Senin , 09 October 2017, 14:15 WIB

Kapal Rohingya Terbalik, Korban Tewas Mayoritas Anak-Anak

Rep: Marniati/ Red: Nur Aini
AP/ Dar Yasin
Seorang wanita Muslim Rohingya Hanida Begum, yang menyeberang dari Myanmar ke Bangladesh, sangat sedih saat memegang anak laki-lakinya, Abdul Masood yang meninggal saat kapal yang mereka tumpangi terbalik sebelum mencapai pantai Teluk Benggala, di Shah Porir Dwip, Bangladesh, Kamis (14/9).
Seorang wanita Muslim Rohingya Hanida Begum, yang menyeberang dari Myanmar ke Bangladesh, sangat sedih saat memegang anak laki-lakinya, Abdul Masood yang meninggal saat kapal yang mereka tumpangi terbalik sebelum mencapai pantai Teluk Benggala, di Shah Porir Dwip, Bangladesh, Kamis (14/9).

REPUBLIKA.CO.ID, GALACHAR -- Sedikitnya 12 pengungsi Rohingya, kebanyakan anak-anak, tenggelam saat kapal mereka terbalik dalam perjalanan ke Bangladesh.

Pejabat Penjaga Perbatasan Bangladesh (BGB) Abdul Jalil mengatakan kepada kantor berita AFP setidaknya 12 jenazah telah ditemukan setelah operasi penyelamatan sepanjang malam. Sepuluh di antaranya anak-anak, seorang wanita tua dan seorang pria.

Sedikitnya 13 warga Rohingya, termasuk tiga wanita dan dua anak, diselamatkan setelah melewati muara sungai Naf. Komandan penjaga pantai daerah Alauddin Nayan mengatakan kapal tersebut tenggelam di mulut sungai Naf dekat Shah Porir Dwip, di ujung selatan Bangladesh, dengan hampir 100 orang di dalamnya.

"Ini terbalik di dekat Galachar (desa pesisir di Bangladesh) dengan hampir 100 orang," kata Nayan kepada AFP.

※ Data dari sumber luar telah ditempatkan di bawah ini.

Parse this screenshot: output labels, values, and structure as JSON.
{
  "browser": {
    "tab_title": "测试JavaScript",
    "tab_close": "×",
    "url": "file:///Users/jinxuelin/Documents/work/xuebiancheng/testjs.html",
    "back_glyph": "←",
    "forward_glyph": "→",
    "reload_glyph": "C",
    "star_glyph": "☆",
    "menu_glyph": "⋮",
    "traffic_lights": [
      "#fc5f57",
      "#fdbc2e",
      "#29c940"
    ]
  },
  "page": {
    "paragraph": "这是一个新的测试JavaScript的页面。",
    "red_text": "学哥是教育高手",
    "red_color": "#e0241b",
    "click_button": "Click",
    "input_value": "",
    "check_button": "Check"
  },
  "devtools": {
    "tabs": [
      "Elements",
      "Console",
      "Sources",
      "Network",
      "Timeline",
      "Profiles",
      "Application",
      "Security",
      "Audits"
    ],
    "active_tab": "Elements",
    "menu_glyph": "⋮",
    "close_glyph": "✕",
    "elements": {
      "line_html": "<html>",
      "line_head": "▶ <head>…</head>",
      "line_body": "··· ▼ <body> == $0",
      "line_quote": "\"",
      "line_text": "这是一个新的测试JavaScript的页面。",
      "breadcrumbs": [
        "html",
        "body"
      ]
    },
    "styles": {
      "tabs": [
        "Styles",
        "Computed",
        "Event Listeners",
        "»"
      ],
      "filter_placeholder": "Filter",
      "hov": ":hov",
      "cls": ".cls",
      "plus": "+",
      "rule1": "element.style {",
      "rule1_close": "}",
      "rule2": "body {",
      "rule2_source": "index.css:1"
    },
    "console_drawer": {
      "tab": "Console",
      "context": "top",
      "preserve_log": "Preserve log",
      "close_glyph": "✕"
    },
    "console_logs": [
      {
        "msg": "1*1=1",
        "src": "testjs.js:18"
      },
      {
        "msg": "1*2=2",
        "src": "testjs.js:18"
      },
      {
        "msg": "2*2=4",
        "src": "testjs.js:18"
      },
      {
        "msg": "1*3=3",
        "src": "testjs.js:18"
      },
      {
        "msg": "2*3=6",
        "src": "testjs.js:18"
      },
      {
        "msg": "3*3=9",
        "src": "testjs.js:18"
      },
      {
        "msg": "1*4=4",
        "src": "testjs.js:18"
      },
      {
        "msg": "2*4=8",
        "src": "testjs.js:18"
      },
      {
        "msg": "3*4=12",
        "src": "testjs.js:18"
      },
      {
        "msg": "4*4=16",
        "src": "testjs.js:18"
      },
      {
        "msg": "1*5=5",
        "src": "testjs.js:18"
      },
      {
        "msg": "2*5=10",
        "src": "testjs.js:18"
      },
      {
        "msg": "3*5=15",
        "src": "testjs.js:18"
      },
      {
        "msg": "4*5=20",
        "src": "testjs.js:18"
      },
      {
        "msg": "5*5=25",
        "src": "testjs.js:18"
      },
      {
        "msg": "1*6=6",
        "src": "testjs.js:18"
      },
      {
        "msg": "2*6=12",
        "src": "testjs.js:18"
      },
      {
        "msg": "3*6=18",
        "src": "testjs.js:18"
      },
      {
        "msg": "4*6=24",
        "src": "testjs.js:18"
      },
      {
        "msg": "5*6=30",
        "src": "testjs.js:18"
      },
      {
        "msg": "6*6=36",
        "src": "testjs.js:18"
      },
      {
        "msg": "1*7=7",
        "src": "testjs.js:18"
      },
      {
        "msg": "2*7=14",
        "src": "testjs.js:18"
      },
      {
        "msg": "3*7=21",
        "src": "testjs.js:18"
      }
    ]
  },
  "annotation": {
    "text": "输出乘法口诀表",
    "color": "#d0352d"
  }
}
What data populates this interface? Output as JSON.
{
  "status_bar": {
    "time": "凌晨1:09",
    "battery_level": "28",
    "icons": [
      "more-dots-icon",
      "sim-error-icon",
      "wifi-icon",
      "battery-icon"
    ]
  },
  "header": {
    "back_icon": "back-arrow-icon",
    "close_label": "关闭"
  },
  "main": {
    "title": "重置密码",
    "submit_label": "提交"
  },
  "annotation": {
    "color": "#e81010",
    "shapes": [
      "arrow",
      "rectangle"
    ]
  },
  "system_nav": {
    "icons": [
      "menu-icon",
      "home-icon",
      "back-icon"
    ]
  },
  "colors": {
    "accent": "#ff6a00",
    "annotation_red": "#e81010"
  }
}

Insiden ini merupakan peristiwa terbaru dari serangkaian bencana kapal mematikan yang melibatkan pengungsi Rohingya. Baru-baru ini, pada 28 September, sebuah kapal yang membawa sekitar 80 pengungsi terbalik. Sebanyak 17 pengungsi selamat, sementara 23 orang dipastikan tewas dan sisanya dinyatakan hilang.

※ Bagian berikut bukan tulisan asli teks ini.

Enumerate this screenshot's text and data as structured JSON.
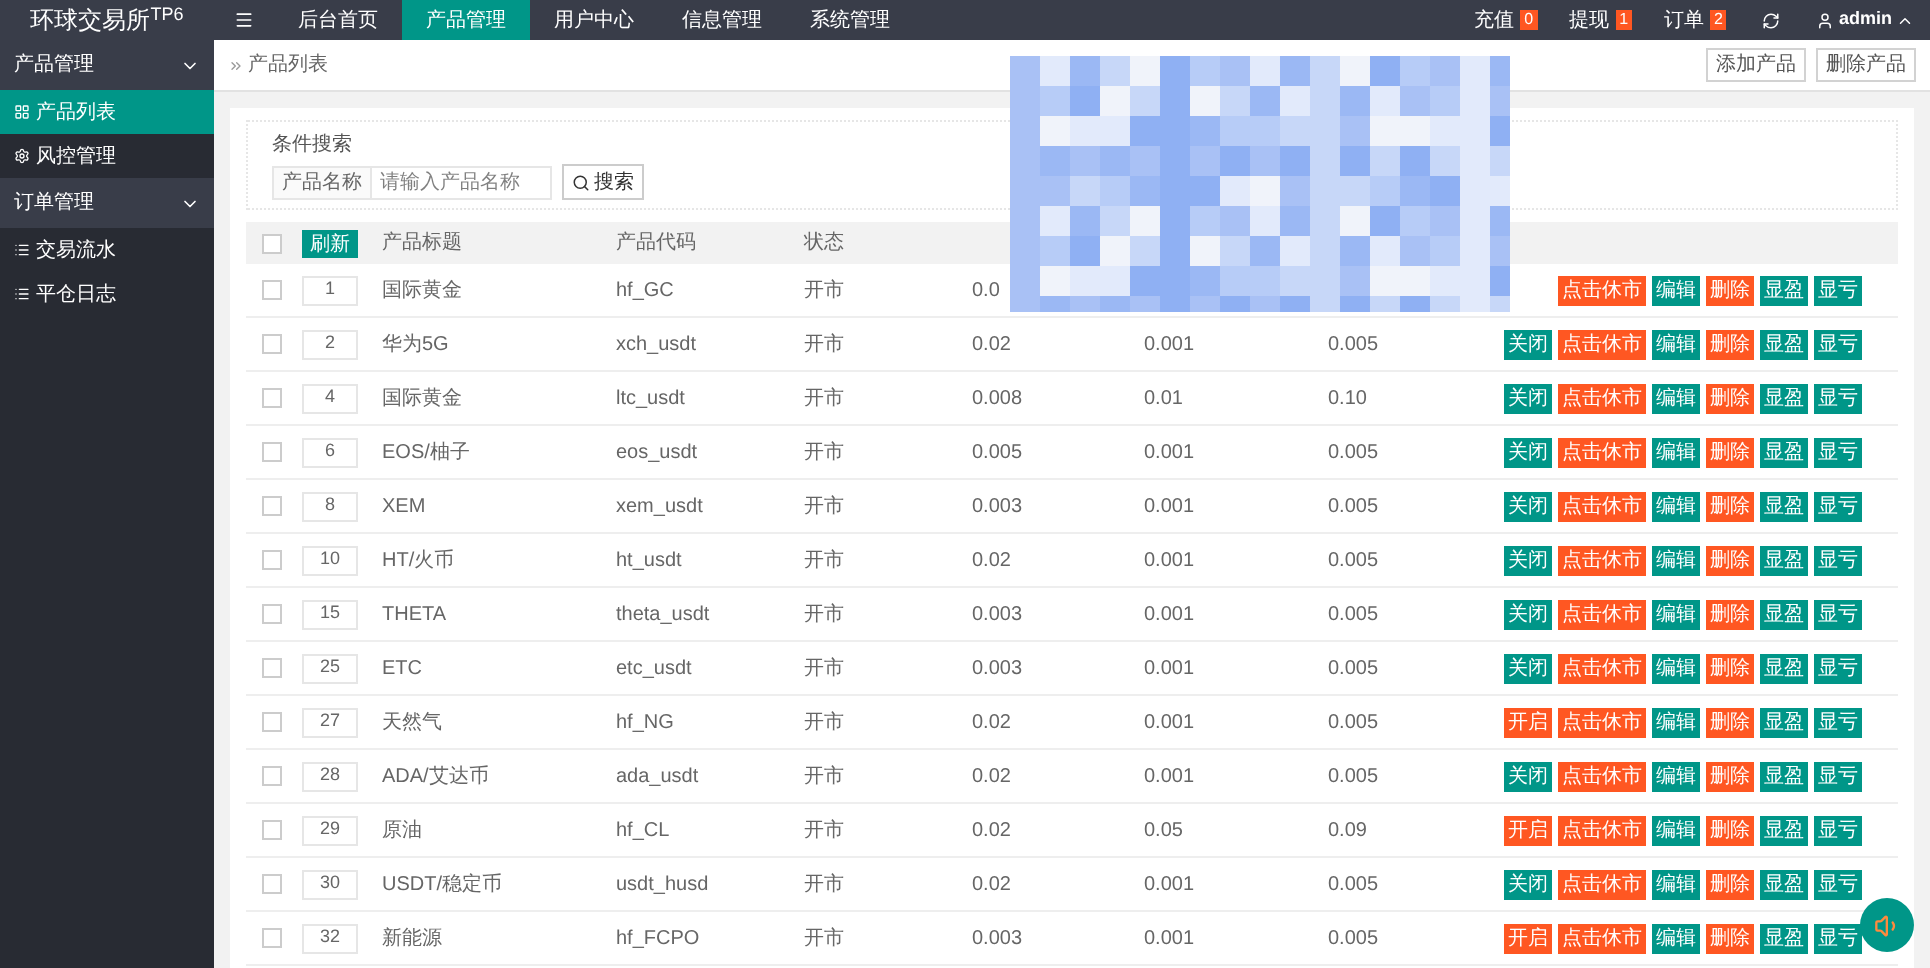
{
  "logo": "环球交易所$^{TP6}$",
  "top_menu": [
    {
      "label": "后台首页",
      "selected": false
    },
    {
      "label": "产品管理",
      "selected": true
    },
    {
      "label": "用户中心",
      "selected": false
    },
    {
      "label": "信息管理",
      "selected": false
    },
    {
      "label": "系统管理",
      "selected": false
    }
  ],
  "top_right": {
    "counters": [
      {
        "label": "充值",
        "count": "0"
      },
      {
        "label": "提现",
        "count": "1"
      },
      {
        "label": "订单",
        "count": "2"
      }
    ],
    "user": "admin"
  },
  "sidebar": [
    {
      "label": "产品管理",
      "expanded": true,
      "children": [
        {
          "label": "产品列表",
          "selected": true
        },
        {
          "label": "风控管理",
          "selected": false
        }
      ]
    },
    {
      "label": "订单管理",
      "expanded": true,
      "children": [
        {
          "label": "交易流水",
          "selected": false
        },
        {
          "label": "平仓日志",
          "selected": false
        }
      ]
    }
  ],
  "breadcrumb": "产品列表",
  "page_buttons": [
    "添加产品",
    "删除产品"
  ],
  "search": {
    "legend": "条件搜索",
    "label": "产品名称",
    "placeholder": "请输入产品名称",
    "button": "搜索"
  },
  "table": {
    "refresh": "刷新",
    "all_checked": false,
    "columns": [
      "产品标题",
      "产品代码",
      "状态"
    ],
    "rows": [
      {
        "checked": false,
        "id": "1",
        "title": "国际黄金",
        "code": "hf_GC",
        "status": "开市",
        "column_4": "0.0",
        "actions": [
          {
            "label": "点击休市",
            "kind": "danger"
          },
          {
            "label": "编辑",
            "kind": "primary"
          },
          {
            "label": "删除",
            "kind": "danger"
          },
          {
            "label": "显盈",
            "kind": "primary"
          },
          {
            "label": "显亏",
            "kind": "primary"
          }
        ]
      },
      {
        "checked": false,
        "id": "2",
        "title": "华为5G",
        "code": "xch_usdt",
        "status": "开市",
        "column_4": "0.02",
        "column_5": "0.001",
        "column_6": "0.005",
        "actions": [
          {
            "label": "关闭",
            "kind": "primary"
          },
          {
            "label": "点击休市",
            "kind": "danger"
          },
          {
            "label": "编辑",
            "kind": "primary"
          },
          {
            "label": "删除",
            "kind": "danger"
          },
          {
            "label": "显盈",
            "kind": "primary"
          },
          {
            "label": "显亏",
            "kind": "primary"
          }
        ]
      },
      {
        "checked": false,
        "id": "4",
        "title": "国际黄金",
        "code": "ltc_usdt",
        "status": "开市",
        "column_4": "0.008",
        "column_5": "0.01",
        "column_6": "0.10",
        "actions": [
          {
            "label": "关闭",
            "kind": "primary"
          },
          {
            "label": "点击休市",
            "kind": "danger"
          },
          {
            "label": "编辑",
            "kind": "primary"
          },
          {
            "label": "删除",
            "kind": "danger"
          },
          {
            "label": "显盈",
            "kind": "primary"
          },
          {
            "label": "显亏",
            "kind": "primary"
          }
        ]
      },
      {
        "checked": false,
        "id": "6",
        "title": "EOS/柚子",
        "code": "eos_usdt",
        "status": "开市",
        "column_4": "0.005",
        "column_5": "0.001",
        "column_6": "0.005",
        "actions": [
          {
            "label": "关闭",
            "kind": "primary"
          },
          {
            "label": "点击休市",
            "kind": "danger"
          },
          {
            "label": "编辑",
            "kind": "primary"
          },
          {
            "label": "删除",
            "kind": "danger"
          },
          {
            "label": "显盈",
            "kind": "primary"
          },
          {
            "label": "显亏",
            "kind": "primary"
          }
        ]
      },
      {
        "checked": false,
        "id": "8",
        "title": "XEM",
        "code": "xem_usdt",
        "status": "开市",
        "column_4": "0.003",
        "column_5": "0.001",
        "column_6": "0.005",
        "actions": [
          {
            "label": "关闭",
            "kind": "primary"
          },
          {
            "label": "点击休市",
            "kind": "danger"
          },
          {
            "label": "编辑",
            "kind": "primary"
          },
          {
            "label": "删除",
            "kind": "danger"
          },
          {
            "label": "显盈",
            "kind": "primary"
          },
          {
            "label": "显亏",
            "kind": "primary"
          }
        ]
      },
      {
        "checked": false,
        "id": "10",
        "title": "HT/火币",
        "code": "ht_usdt",
        "status": "开市",
        "column_4": "0.02",
        "column_5": "0.001",
        "column_6": "0.005",
        "actions": [
          {
            "label": "关闭",
            "kind": "primary"
          },
          {
            "label": "点击休市",
            "kind": "danger"
          },
          {
            "label": "编辑",
            "kind": "primary"
          },
          {
            "label": "删除",
            "kind": "danger"
          },
          {
            "label": "显盈",
            "kind": "primary"
          },
          {
            "label": "显亏",
            "kind": "primary"
          }
        ]
      },
      {
        "checked": false,
        "id": "15",
        "title": "THETA",
        "code": "theta_usdt",
        "status": "开市",
        "column_4": "0.003",
        "column_5": "0.001",
        "column_6": "0.005",
        "actions": [
          {
            "label": "关闭",
            "kind": "primary"
          },
          {
            "label": "点击休市",
            "kind": "danger"
          },
          {
            "label": "编辑",
            "kind": "primary"
          },
          {
            "label": "删除",
            "kind": "danger"
          },
          {
            "label": "显盈",
            "kind": "primary"
          },
          {
            "label": "显亏",
            "kind": "primary"
          }
        ]
      },
      {
        "checked": false,
        "id": "25",
        "title": "ETC",
        "code": "etc_usdt",
        "status": "开市",
        "column_4": "0.003",
        "column_5": "0.001",
        "column_6": "0.005",
        "actions": [
          {
            "label": "关闭",
            "kind": "primary"
          },
          {
            "label": "点击休市",
            "kind": "danger"
          },
          {
            "label": "编辑",
            "kind": "primary"
          },
          {
            "label": "删除",
            "kind": "danger"
          },
          {
            "label": "显盈",
            "kind": "primary"
          },
          {
            "label": "显亏",
            "kind": "primary"
          }
        ]
      },
      {
        "checked": false,
        "id": "27",
        "title": "天然气",
        "code": "hf_NG",
        "status": "开市",
        "column_4": "0.02",
        "column_5": "0.001",
        "column_6": "0.005",
        "actions": [
          {
            "label": "开启",
            "kind": "danger"
          },
          {
            "label": "点击休市",
            "kind": "danger"
          },
          {
            "label": "编辑",
            "kind": "primary"
          },
          {
            "label": "删除",
            "kind": "danger"
          },
          {
            "label": "显盈",
            "kind": "primary"
          },
          {
            "label": "显亏",
            "kind": "primary"
          }
        ]
      },
      {
        "checked": false,
        "id": "28",
        "title": "ADA/艾达币",
        "code": "ada_usdt",
        "status": "开市",
        "column_4": "0.02",
        "column_5": "0.001",
        "column_6": "0.005",
        "actions": [
          {
            "label": "关闭",
            "kind": "primary"
          },
          {
            "label": "点击休市",
            "kind": "danger"
          },
          {
            "label": "编辑",
            "kind": "primary"
          },
          {
            "label": "删除",
            "kind": "danger"
          },
          {
            "label": "显盈",
            "kind": "primary"
          },
          {
            "label": "显亏",
            "kind": "primary"
          }
        ]
      },
      {
        "checked": false,
        "id": "29",
        "title": "原油",
        "code": "hf_CL",
        "status": "开市",
        "column_4": "0.02",
        "column_5": "0.05",
        "column_6": "0.09",
        "actions": [
          {
            "label": "开启",
            "kind": "danger"
          },
          {
            "label": "点击休市",
            "kind": "danger"
          },
          {
            "label": "编辑",
            "kind": "primary"
          },
          {
            "label": "删除",
            "kind": "danger"
          },
          {
            "label": "显盈",
            "kind": "primary"
          },
          {
            "label": "显亏",
            "kind": "primary"
          }
        ]
      },
      {
        "checked": false,
        "id": "30",
        "title": "USDT/稳定币",
        "code": "usdt_husd",
        "status": "开市",
        "column_4": "0.02",
        "column_5": "0.001",
        "column_6": "0.005",
        "actions": [
          {
            "label": "关闭",
            "kind": "primary"
          },
          {
            "label": "点击休市",
            "kind": "danger"
          },
          {
            "label": "编辑",
            "kind": "primary"
          },
          {
            "label": "删除",
            "kind": "danger"
          },
          {
            "label": "显盈",
            "kind": "primary"
          },
          {
            "label": "显亏",
            "kind": "primary"
          }
        ]
      },
      {
        "checked": false,
        "id": "32",
        "title": "新能源",
        "code": "hf_FCPO",
        "status": "开市",
        "column_4": "0.003",
        "column_5": "0.001",
        "column_6": "0.005",
        "actions": [
          {
            "label": "开启",
            "kind": "danger"
          },
          {
            "label": "点击休市",
            "kind": "danger"
          },
          {
            "label": "编辑",
            "kind": "primary"
          },
          {
            "label": "删除",
            "kind": "danger"
          },
          {
            "label": "显盈",
            "kind": "primary"
          },
          {
            "label": "显亏",
            "kind": "primary"
          }
        ]
      }
    ]
  }
}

Lebih dari setengah juta Rohingya telah melarikan diri dari Rakhine utara dan ke Bangladesh sejak 25 Agustus. Myanmar telah menolak tuduhan pembersihan etnis, dengan mengatakan bahwa serangan militer tersebut merupakan operasi pembersihan untuk mengusir para militan Rohingya yang telah melakukan serangan terhadap pos-pos perbatasan pada bulan Agustus.

Lebih dari enam pekan setelah kekerasan tersebut, warga Rohingya terus tiba di Bangladesh. Myanmar menganggap imigran ilegal Rohingya dari Bangladesh meskipun mereka telah tinggal di sana selama beberapa generasi.